More recently, he tried to get a musical version of Johnny Dangerously on Broadway.

Survivors include his wife, Serine; son Nik and daughter Daphne; daughter-in-law Lilly and son-in-law Andreas; grandchildren Oona, June and Gus; sister Joan; stepchildren Freja and Alex and their partners, Danny and Caroline, and their children, Llewyn and Arthur; and his former wife and mother of his children, Bonnie.

Memorial gifts in his name may be made to: The Norman Steinberg Scholarship Fund, c/o Kmur Hardeman, Long Island University, TV Writers Studio, Media Arts Department, 1 University Plaza, HC 212, Brooklyn, NY 11201.

Steinberg taught screenwriting at Johns Hopkins University, the American Film Institute and Long Island University in Brooklyn, where he founded a master’s program known as the TV Writers Studio. He had the LIU job for a decade.

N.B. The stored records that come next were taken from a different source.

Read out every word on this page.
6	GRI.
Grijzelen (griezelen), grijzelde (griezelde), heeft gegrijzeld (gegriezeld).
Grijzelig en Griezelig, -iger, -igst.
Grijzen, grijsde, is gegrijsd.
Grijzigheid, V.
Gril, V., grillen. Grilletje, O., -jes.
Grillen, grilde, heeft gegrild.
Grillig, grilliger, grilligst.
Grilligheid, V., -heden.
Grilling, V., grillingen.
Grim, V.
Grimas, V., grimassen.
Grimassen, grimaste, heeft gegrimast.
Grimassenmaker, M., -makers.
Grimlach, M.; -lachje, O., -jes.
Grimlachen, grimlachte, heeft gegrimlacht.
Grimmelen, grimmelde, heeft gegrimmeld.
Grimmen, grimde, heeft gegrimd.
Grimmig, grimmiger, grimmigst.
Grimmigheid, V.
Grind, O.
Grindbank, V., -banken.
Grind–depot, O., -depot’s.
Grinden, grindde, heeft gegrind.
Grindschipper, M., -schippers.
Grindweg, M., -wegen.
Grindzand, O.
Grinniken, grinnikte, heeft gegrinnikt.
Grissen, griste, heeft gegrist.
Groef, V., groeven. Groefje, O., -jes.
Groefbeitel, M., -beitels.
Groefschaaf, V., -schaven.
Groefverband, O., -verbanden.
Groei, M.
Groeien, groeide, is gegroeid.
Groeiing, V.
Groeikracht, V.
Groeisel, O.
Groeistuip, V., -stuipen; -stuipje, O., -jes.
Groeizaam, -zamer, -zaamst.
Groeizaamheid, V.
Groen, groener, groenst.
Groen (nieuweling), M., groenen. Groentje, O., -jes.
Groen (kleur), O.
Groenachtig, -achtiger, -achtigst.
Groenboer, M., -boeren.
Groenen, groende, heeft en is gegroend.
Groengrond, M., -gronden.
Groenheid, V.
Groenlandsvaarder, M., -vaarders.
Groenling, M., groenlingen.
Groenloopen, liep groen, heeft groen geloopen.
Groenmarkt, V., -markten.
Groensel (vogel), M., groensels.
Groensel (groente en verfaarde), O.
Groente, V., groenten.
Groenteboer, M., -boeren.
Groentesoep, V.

“What TV writers need to do is learn how to take a punch, a mandatory eight count and then get up and go back at it,” he said in 2011. “They also have to know how to throw a punch.

“In television, the criticism usually comes quickly, unexpectedly and in front of the rest of the staff. Depending on the person running the table, it can sometimes be very harsh. It takes a while to develop a thickness of skin needed to survive.”